Un ancien joueur retraité estimait même que 75% des joueurs consommaient de la coke. Rajoutez en plus de ça des bagarres courantes sur les terrains, avec en point d’orgue le coup de poing de Kermit Washington qui a failli coûter la vie à Rudy Tomjanovich le 9 décembre 1977, et vous obtenez une Ligue qui est considéré par la plupart des gens comme un repère de voyous. Forcément, tous ces problèmes de délinquance ne donnent pas envie aux chaînes de télévision de diffuser ce genre de spectacle. Et puis les américains ne veulent pas s’identifier à ce genre d’individus. Avant que le commissionner de l’époque, Larry O’Brien puis David Stern s’occupent de ces problèmes, les stars NBA de l’époque sont donc condamnés à réaliser leur exploits dans l’ombre.

Enfin, on peut également ajouter que sur la décennie des seventies, aucune équipe n’arrive à installer sa domination sur la planète NBA. 8 équipes championnes au total, pas de back-to-back. Les dynasties, ça lasse peut-être les fans de basket à la longue, mais c’est très positif pour le business car les spectateurs occasionnels ont besoin de figures familières qui reviennent régulièrement sur le devant de la scène. Comme on l’a déjà vu pour le fameux « Game of the Century », c’est bon pour les audiences car on espère secrètement que le « petit » va faire tomber celui qui est en haut de l’affiche depuis longtemps. Pas de dynastie durant cette décennie, donc moins d’audiences pour la NBA, qui aura bientôt l’occasion de se rattraper avec le retour en grâce des Lakers et des Celtics durant les années 1980 (merci encore à Tonton Magic et Tonton Larry).
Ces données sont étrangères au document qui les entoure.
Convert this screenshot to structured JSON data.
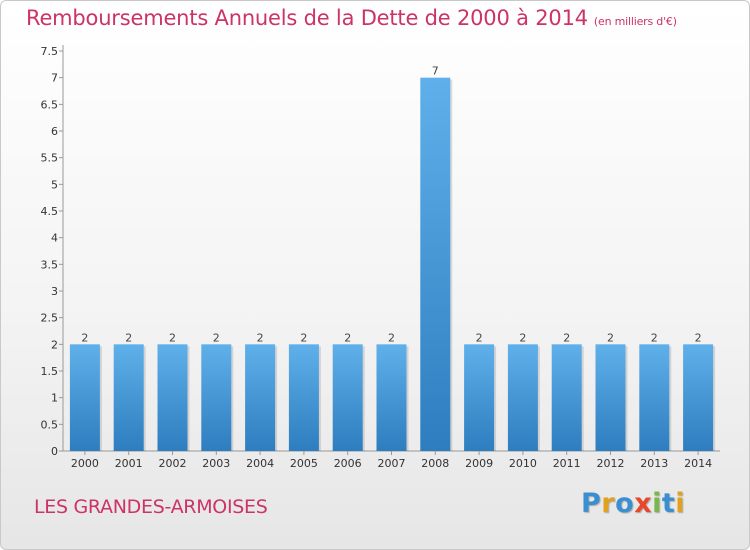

Voilà, c’est fini comme dirait Jean-Louis Aubert. Je tenais vraiment à faire ce portrait car je ne vous l’ai peut-être jamais dit, mais Elvin Hayes est en fait mon grand-père maternel. Si si c’est vrai, je vous jure !

Non plus sérieusement, j’avais envie de faire le portrait d’une légende qui serait passé sous le feu des projecteurs. C’est donc chose faite à présent. Mais Elvin Hayes n’est pas seul. Pas mal de stars qu’Elvin a côtoyé durant sa carrière ont connu eux aussi ce problème de sous-médiatisation de la NBA. Walt Frazier, Willis Reed, Dave Cowens, Rick Barry, Nate Thurmond, Jack Sikma ou encore Moses Malone sont tous passés plus ou moins sous les radars malgré leur immense carrière. Mais on parlera de ces joueurs une autre fois. En attendant, ne méprisons jamais la chance que nous avons, nous spectateurs, de pouvoir regarder tous les matchs de nos équipes et de nos joueurs préférés. Car à une époque pas si lointaine que ça, certaines des plus grandes légendes du basket étaient condamnés à réaliser leurs exploits dans un anonymat quasi-total.